Despite the adverse impact of COVID-19, RFT’s performance in 2020 is promising. RFT’s revenue decreased by 11.33%, which is reasonable given its manufacturing facilities were compromised between mid-March to May due to COVID restrictions. If you apply a time basis approach, the decrease is in line with lost production time being 11.53% (6/52 weeks). If COVID hadn’t arisen, revenue would have been around the same as FY19.
The slight decrease in revenue is disappointing but the runway for growth remains extremely long. I was really impressed with RFT’s ability to significantly reduce its COGS (raw materials and consumables used) as a percentage of revenue from 48% in FY19 to 29%, contributing to a decent increase in gross profit margins (45% in FY19 to 54%). RFT has managed to achieve operating efficiencies through capitalising on the additional factory purchased in October 2019.

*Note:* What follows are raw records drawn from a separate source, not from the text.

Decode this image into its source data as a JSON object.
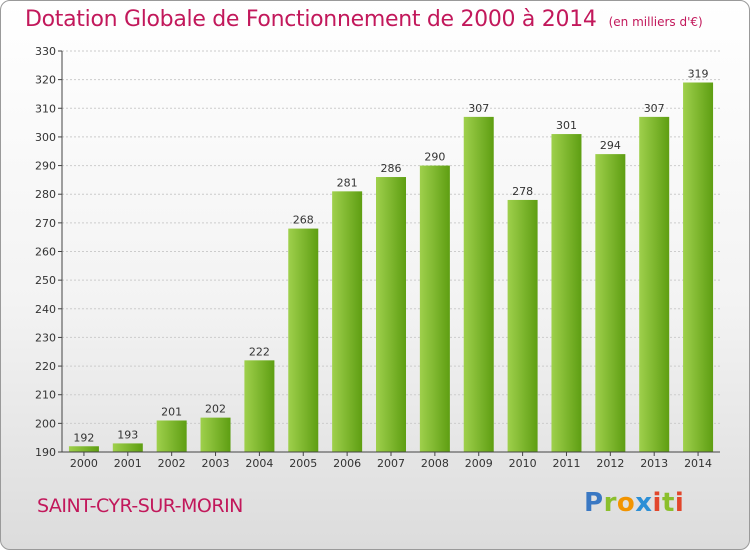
{
  "header": {
    "title": "Dotation Globale de Fonctionnement de 2000 à 2014",
    "subtitle": "(en milliers d'€)"
  },
  "footer": {
    "commune": "SAINT-CYR-SUR-MORIN",
    "logo_letters": [
      "P",
      "r",
      "o",
      "x",
      "i",
      "t",
      "i"
    ]
  },
  "colors": {
    "title": "#c2185b",
    "bar_light": "#9fd04c",
    "bar_dark": "#5e9e12",
    "axis": "#444444",
    "grid": "#cccccc",
    "text": "#333333"
  },
  "chart_data": {
    "type": "bar",
    "categories": [
      "2000",
      "2001",
      "2002",
      "2003",
      "2004",
      "2005",
      "2006",
      "2007",
      "2008",
      "2009",
      "2010",
      "2011",
      "2012",
      "2013",
      "2014"
    ],
    "values": [
      192,
      193,
      201,
      202,
      222,
      268,
      281,
      286,
      290,
      307,
      278,
      301,
      294,
      307,
      319
    ],
    "ylim": [
      190,
      330
    ],
    "yticks": [
      190,
      200,
      210,
      220,
      230,
      240,
      250,
      260,
      270,
      280,
      290,
      300,
      310,
      320,
      330
    ],
    "grid": "horizontal",
    "data_labels": true
  }
}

There were also no retrenchments made and additional engineers were added to the Research & Development team, which is a major positive. This is supported by my sighting of a job posted by RFT in August, looking to recruit a Power Electronics engineer with 5-10 years of experience. It is a great sign that management are deploying capital into developing superior products to achieve long-term growth.
As a lot of businesses battle the economic headwinds brought on by COVID, we should monitor RFT’s collection of debtors, which increased by around $200k or 2% of sales.